Deno.jupyter.image is function that will render a JPG or PNG image. You can
pass a filepath, or already read bytes:
Deno.jupyter.image("./cat.jpg");
const data = Deno.readFileSync("./dog.png");
Deno.jupyter.image(data);
prompt and confirm APIs Jump to heading
You can use prompt and confirm Web APIs to wait for user input in your
notebook.
IO pub channel broadcasting Jump to heading
Deno.jupyter.broadcast allows to publish messages to the IO pub channel
allowing to provide live updates as the cell is evaluated.

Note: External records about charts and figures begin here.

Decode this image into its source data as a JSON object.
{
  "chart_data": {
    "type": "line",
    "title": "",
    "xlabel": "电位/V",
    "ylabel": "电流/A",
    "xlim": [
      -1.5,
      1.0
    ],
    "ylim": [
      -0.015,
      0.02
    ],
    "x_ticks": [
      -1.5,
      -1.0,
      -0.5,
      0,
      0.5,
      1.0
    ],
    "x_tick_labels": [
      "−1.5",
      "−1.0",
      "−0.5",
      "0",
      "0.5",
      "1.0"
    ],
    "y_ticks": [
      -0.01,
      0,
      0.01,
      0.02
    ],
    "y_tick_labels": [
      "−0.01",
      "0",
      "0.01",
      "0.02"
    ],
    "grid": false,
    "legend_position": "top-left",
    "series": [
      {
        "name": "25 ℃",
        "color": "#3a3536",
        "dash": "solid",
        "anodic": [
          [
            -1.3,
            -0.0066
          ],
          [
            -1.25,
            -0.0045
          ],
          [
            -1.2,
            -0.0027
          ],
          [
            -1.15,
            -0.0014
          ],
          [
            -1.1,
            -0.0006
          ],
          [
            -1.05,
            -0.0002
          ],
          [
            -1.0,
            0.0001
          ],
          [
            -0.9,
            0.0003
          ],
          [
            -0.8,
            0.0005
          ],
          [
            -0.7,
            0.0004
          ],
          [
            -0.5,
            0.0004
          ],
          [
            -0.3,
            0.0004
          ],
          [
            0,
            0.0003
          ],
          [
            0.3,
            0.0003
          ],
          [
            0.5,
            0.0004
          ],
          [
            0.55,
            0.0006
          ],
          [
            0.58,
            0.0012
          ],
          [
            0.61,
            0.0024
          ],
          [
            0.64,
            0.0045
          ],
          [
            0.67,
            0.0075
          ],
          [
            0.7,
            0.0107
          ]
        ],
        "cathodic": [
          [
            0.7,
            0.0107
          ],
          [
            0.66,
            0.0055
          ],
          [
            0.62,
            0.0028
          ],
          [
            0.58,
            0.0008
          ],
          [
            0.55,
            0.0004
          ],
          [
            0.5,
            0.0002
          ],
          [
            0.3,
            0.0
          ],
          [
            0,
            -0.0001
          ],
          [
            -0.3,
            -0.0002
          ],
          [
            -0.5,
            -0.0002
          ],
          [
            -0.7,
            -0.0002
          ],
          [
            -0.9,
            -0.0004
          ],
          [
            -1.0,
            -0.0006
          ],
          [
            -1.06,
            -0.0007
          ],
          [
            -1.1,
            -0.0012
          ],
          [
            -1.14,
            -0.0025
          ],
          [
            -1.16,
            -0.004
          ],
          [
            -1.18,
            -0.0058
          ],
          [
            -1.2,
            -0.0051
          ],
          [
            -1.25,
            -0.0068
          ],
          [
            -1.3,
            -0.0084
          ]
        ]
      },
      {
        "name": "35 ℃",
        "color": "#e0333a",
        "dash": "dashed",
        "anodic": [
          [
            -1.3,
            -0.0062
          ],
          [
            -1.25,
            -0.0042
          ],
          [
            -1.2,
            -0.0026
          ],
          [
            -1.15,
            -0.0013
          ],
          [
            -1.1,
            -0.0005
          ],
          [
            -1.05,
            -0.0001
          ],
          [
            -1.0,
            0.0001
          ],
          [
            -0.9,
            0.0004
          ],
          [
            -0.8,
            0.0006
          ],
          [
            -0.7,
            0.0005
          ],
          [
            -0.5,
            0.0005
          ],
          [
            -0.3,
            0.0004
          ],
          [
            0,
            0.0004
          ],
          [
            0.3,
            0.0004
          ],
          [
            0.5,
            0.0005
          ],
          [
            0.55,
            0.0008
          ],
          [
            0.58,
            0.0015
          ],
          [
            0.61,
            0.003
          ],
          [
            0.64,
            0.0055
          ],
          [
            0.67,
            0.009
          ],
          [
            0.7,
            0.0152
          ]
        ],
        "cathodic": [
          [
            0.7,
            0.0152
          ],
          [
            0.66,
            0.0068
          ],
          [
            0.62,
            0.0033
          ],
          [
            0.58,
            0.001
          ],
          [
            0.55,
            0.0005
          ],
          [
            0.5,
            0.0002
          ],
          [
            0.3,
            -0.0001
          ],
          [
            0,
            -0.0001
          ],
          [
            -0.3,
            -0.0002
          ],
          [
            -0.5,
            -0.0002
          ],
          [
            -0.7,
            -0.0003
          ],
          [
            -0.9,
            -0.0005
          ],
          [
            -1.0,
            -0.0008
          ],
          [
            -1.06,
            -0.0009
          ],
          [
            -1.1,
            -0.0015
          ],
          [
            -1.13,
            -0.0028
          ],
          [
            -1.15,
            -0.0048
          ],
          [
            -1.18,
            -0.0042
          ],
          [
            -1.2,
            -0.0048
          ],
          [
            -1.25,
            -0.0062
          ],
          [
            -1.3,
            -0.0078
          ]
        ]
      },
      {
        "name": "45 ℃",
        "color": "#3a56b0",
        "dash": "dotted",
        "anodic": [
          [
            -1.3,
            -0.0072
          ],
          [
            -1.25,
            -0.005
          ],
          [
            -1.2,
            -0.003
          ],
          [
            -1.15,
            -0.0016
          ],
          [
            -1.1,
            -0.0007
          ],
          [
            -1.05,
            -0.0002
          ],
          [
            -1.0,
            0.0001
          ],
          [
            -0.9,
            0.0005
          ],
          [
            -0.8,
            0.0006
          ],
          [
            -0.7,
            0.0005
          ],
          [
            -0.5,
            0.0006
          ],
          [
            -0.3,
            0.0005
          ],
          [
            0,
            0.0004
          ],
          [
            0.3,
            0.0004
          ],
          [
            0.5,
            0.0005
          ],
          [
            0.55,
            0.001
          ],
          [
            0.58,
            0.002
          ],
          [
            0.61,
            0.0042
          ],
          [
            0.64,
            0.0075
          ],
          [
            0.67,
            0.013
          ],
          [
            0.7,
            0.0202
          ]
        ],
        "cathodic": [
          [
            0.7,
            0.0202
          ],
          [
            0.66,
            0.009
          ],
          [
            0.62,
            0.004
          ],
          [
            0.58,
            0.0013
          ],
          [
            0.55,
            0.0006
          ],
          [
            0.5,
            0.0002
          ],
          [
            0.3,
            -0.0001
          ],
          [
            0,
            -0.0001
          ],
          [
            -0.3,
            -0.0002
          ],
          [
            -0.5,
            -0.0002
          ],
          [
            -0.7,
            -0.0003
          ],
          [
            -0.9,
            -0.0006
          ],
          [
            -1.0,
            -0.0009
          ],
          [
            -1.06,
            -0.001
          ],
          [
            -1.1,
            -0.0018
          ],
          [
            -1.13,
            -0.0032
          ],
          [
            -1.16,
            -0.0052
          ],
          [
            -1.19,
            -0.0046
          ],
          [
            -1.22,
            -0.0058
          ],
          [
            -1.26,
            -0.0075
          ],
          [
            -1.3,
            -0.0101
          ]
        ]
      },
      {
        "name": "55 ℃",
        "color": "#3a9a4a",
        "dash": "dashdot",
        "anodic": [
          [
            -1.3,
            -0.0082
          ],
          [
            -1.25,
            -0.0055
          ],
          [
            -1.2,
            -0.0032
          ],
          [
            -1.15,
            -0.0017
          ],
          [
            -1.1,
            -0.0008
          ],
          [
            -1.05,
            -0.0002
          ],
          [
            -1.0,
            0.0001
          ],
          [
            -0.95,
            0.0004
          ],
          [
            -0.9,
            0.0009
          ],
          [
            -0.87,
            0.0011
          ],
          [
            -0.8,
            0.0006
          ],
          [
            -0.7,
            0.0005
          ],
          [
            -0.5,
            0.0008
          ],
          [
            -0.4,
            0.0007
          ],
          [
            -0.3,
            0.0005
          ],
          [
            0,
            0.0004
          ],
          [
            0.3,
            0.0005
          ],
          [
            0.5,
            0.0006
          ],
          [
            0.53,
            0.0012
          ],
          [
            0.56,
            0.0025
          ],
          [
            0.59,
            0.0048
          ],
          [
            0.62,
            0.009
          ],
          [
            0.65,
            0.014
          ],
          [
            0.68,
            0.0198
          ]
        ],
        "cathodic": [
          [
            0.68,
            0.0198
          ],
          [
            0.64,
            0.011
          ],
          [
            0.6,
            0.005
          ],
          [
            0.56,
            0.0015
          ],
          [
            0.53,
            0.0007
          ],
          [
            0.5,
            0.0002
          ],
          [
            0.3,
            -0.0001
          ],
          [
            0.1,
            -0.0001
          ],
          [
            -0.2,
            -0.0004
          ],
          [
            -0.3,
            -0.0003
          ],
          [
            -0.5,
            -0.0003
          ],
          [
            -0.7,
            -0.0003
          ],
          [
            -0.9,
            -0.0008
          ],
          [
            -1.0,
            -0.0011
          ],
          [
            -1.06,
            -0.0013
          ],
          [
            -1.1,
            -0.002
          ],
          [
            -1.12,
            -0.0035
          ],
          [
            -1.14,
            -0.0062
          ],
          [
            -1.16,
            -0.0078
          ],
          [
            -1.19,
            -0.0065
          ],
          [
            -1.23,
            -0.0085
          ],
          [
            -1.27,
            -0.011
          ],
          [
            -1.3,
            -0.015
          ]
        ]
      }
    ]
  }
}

Consider this example that prints a message before we start a computation and another when the computation is finished:
await Deno.jupyter.broadcast("display_data", {
data: { "text/html": "<b>Processing...</b>" },
metadata: {},
transient: { display_id: "progress" },
});
// Pretend we're doing an expensive compute
await new Promise((resolve) => setTimeout(resolve, 1500));
await Deno.jupyter.broadcast("update_display_data", {
data: { "text/html": "<b>Done</b>" },
metadata: {},
transient: { display_id: "progress" },
});
Examples Jump to heading
Here's an example of using @observablehq/plot to generate a chart:
import { document, penguins } from "jsr:@ry/jupyter-helper";
import * as Plot from "npm:@observablehq/plot";
let p = await penguins();
Plot.plot({
marks: [
Plot.dot(p.toRecords(), {
x: "culmen_depth_mm",
y: "culmen_length_mm",
fill: "species",
}),
],
document,
});

See https://github.com/rgbkrk/denotebooks for more advanced examples leveraging data analysis and visualisation libraries like Polars, Observable and d3.
jupyter console integration Jump to heading
You can also use Deno Jupyter kernel in the jupyter console REPL. To do that,
you should launch your console with jupyter console --kernel deno.